# Alignment/suspension ?



## mobbs (Aug 26, 2010)

Alright so admittedly I don't know as much about this machine as I'd like, so here is my issue.
Whenever I drive more than 60 mph the car starts to quake. I've also noticed that it seems to pull a bit harder to the right than it should at lower speeds.

This told me it was an alignment problem, but then again I'm not a mechanic so I wouldn't know. Anyways, took it in to a Meineke to get the alignment done. After the computer ran its tests when the GTO was hooked up to the computer/machines it ran all green so the mechanic came back and told me nothing was wrong with the alignment and that was that. 

So - what could be wrong with it? Certainly this can't be normal, shaking vehicle at 60+ mph...it's never happened to any of the vehicles I've owned before. Next I'm thinking its a wheel balance issue but then again I could be wrong - again - and might have to end up paying $75 in labor costs for no reason so I'd like some expert help.

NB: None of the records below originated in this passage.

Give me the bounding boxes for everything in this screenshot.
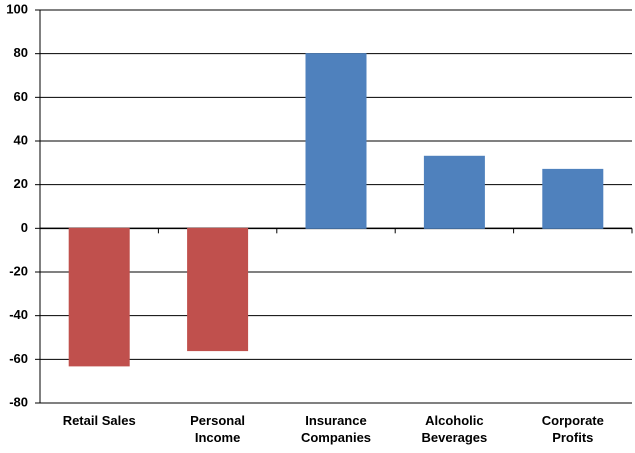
x-tick-label-box: Insurance Companies: [300, 413, 372, 445]
y-tick-label: -80: [9, 394, 28, 409]
x-tick-label: Corporate Profits: [541, 413, 604, 445]
x-tick-label-box: Personal Income: [190, 413, 246, 445]
y-tick-label: -20: [9, 263, 28, 278]
y-tick-label: 0: [21, 220, 28, 235]
bar: [187, 227, 249, 352]
y-tick-label: 40: [14, 132, 28, 147]
bar: [305, 53, 367, 229]
x-tick-label-box: Retail Sales: [62, 413, 136, 428]
x-tick-label: Retail Sales: [62, 413, 136, 428]
bar: [68, 227, 130, 367]
y-tick-label: 100: [6, 1, 28, 16]
bar: [542, 168, 604, 229]
x-tick-label-box: Alcoholic Beverages: [421, 413, 488, 445]
x-tick-label-box: Corporate Profits: [541, 413, 604, 445]
y-tick-label: 20: [14, 176, 28, 191]
x-tick-label: Insurance Companies: [300, 413, 372, 445]
y-tick-label: -40: [9, 307, 28, 322]
y-tick-label: 60: [14, 89, 28, 104]
x-tick-label: Alcoholic Beverages: [421, 413, 488, 445]
bar: [423, 155, 485, 229]
y-tick-label: 80: [14, 45, 28, 60]
x-tick-label: Personal Income: [190, 413, 246, 445]
y-tick-label: -60: [9, 351, 28, 366]
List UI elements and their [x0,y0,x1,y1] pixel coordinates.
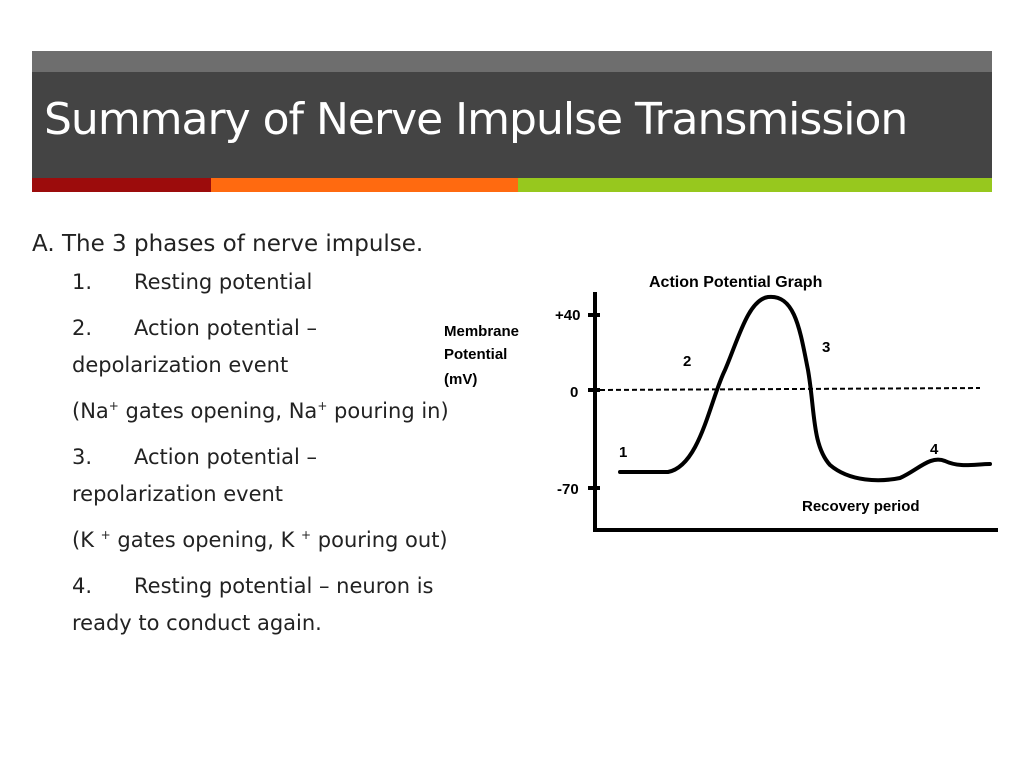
y-axis-label-line1: Membrane [444,323,519,340]
action-potential-graph: Action Potential Graph Membrane Potentia… [444,274,998,532]
note-text: (Na [72,399,109,423]
phase-number: 3. [72,445,93,469]
note-text: pouring in) [327,399,449,423]
recovery-period-label: Recovery period [802,498,920,515]
note-text: gates opening, K [110,528,302,552]
phase-item-2: 2. Action potential – depolarization even… [72,310,532,384]
note-text: pouring out) [311,528,448,552]
tick-label-zero: 0 [570,384,578,401]
phase-text: Action potential – [134,316,318,340]
title-bar: Summary of Nerve Impulse Transmission [32,72,992,178]
y-axis-label-line2: Potential [444,346,507,363]
phase-label-3: 3 [822,339,830,356]
accent-stripe-red [32,178,211,192]
phase-item-4: 4. Resting potential – neuron is ready to… [72,568,532,642]
phase-text-line2: depolarization event [72,353,289,377]
zero-baseline [599,387,981,391]
phase-label-1: 1 [619,444,627,461]
phase-text-line2: repolarization event [72,482,284,506]
section-heading: A. The 3 phases of nerve impulse. [32,231,424,257]
superscript-plus: + [108,399,119,413]
superscript-plus: + [317,399,328,413]
phase-text: Resting potential – neuron is [134,574,434,598]
accent-stripe-green [518,178,992,192]
title-bar-top-band [32,51,992,72]
phase-number: 1. [72,270,93,294]
phase-item-1: 1. Resting potential [72,264,532,301]
superscript-plus: + [100,528,111,542]
note-text: (K [72,528,101,552]
potassium-note: (K + gates opening, K + pouring out) [72,522,532,559]
y-axis-label-line3: (mV) [444,371,477,388]
phase-text: Resting potential [134,270,313,294]
phase-text: Action potential – [134,445,318,469]
phase-number: 4. [72,574,93,598]
phase-label-4: 4 [930,441,939,458]
superscript-plus: + [301,528,312,542]
tick-label-plus40: +40 [555,307,580,324]
slide-title: Summary of Nerve Impulse Transmission [44,94,908,145]
slide-body: A. The 3 phases of nerve impulse. 1. Rest… [32,224,532,651]
phase-label-2: 2 [683,353,691,370]
note-text: gates opening, Na [118,399,318,423]
graph-title: Action Potential Graph [649,274,822,291]
action-potential-curve [618,294,992,483]
accent-stripe-orange [211,178,518,192]
tick-label-minus70: -70 [557,481,579,498]
phase-text-line2: ready to conduct again. [72,611,322,635]
phase-number: 2. [72,316,93,340]
phase-item-3: 3. Action potential – repolarization even… [72,439,532,513]
sodium-note: (Na+ gates opening, Na+ pouring in) [72,393,532,430]
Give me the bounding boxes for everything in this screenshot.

By the way, this is an 05' 6.0L GTO.


----------



## 87GN06GTO07IRL (Aug 10, 2009)

Everything you said check first. Check for bad bushings too.


----------



## silversport (Mar 23, 2007)

_*Road force balancing*_ if you go that route...or your tires could be out of round (me BF Goodrich tires were)...
Bill


----------



## mobbs (Aug 26, 2010)

it was a balance issue, got it running smooth now. thanks all.


----------